Crispin Quispe

Personal information
- Nationality: Bolivian
- Born: 13 May 1946
- Died: February 2026 (aged 79)

Sport
- Sport: Long-distance running
- Event: Marathon

= Crispin Quispe =

Bolivian long-distance runner (b. 1946)

Crispin Quispe (13 May 1946 - February 2026) was a Bolivian long-distance runner. He competed in the 10,000 metres and marathon at the 1972 Summer Olympics.

Quispe grew up in Potosí and worked in Uyuni, Bolivia. He mostly ate bananas and marraquetas due to not having money while training.

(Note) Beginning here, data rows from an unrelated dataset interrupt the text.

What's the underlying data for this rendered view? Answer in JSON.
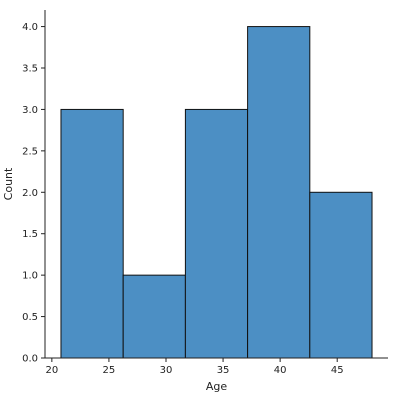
{
  "chart_data": {
    "type": "bar",
    "subtype": "histogram",
    "bins": [
      {
        "start": 20.8,
        "end": 26.25,
        "count": 3
      },
      {
        "start": 26.25,
        "end": 31.7,
        "count": 1
      },
      {
        "start": 31.7,
        "end": 37.15,
        "count": 3
      },
      {
        "start": 37.15,
        "end": 42.6,
        "count": 4
      },
      {
        "start": 42.6,
        "end": 48.05,
        "count": 2
      }
    ],
    "xlabel": "Age",
    "ylabel": "Count",
    "xlim": [
      19.4,
      49.45
    ],
    "ylim": [
      0,
      4.2
    ],
    "xticks": [
      "20",
      "25",
      "30",
      "35",
      "40",
      "45"
    ],
    "xtick_values": [
      20,
      25,
      30,
      35,
      40,
      45
    ],
    "yticks": [
      "0.0",
      "0.5",
      "1.0",
      "1.5",
      "2.0",
      "2.5",
      "3.0",
      "3.5",
      "4.0"
    ],
    "ytick_values": [
      0,
      0.5,
      1,
      1.5,
      2,
      2.5,
      3,
      3.5,
      4
    ],
    "grid": false,
    "colors": {
      "bar_fill": "#4c8fc4",
      "bar_edge": "#111111",
      "axis": "#222222"
    }
  }
}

Over his career, Quispe set seven Bolivian national records including in the 3000 metres, 3000 metres steeplechase, 5000 metres, 10,000 metres, and marathon.

At the 1972 Bolivian Olympic trials, Quispe finished 4th but he was allowed entry due to hitting a minimum standard.

Quispe qualified in two events at the 1972 Olympics. In the 10,000 metres, he finished 15th in his heat and did not advance to the finals. Nine days later in the marathon, Quispe ran a time of 3:07:23 hours to finish 61st overall. He became friends with his other national team members, though he was saddened to see Ricardo Condori leave for the United States following the Games.

While preparing for the 1977 Bolivarian Games, Quispe got sick and was referred to as "the forgotten athlete" by the Bolivian press. He was known for answering "I don't know" to questions by the press, and the saying "No sé" was associated with him in the public during his prime.

Quispe has been called one of the most favored Bolivian athletes of all time. In 2024, he advised Bolivian authorities to better develop their athletes and to make more use of the word "atleta" in general.

After retirement, Quispe moved to a small town about 40 kilometres from Uyuni and kept llamas. As he aged, Quispe had health issues concerning his lungs and became blind in one eye due to glaucoma. In April 2020, he was robbed in his house by thieves from Challapata and tied up while being asked for money. After being left overnight tied up, he escaped the next morning to find that the thieves had stolen a picota and his garrafas, and that they had killed his llamas. Quispe had been robbed of 2,500 Bolivianos previously.

His son Ludger Quispe was a national-level boxer.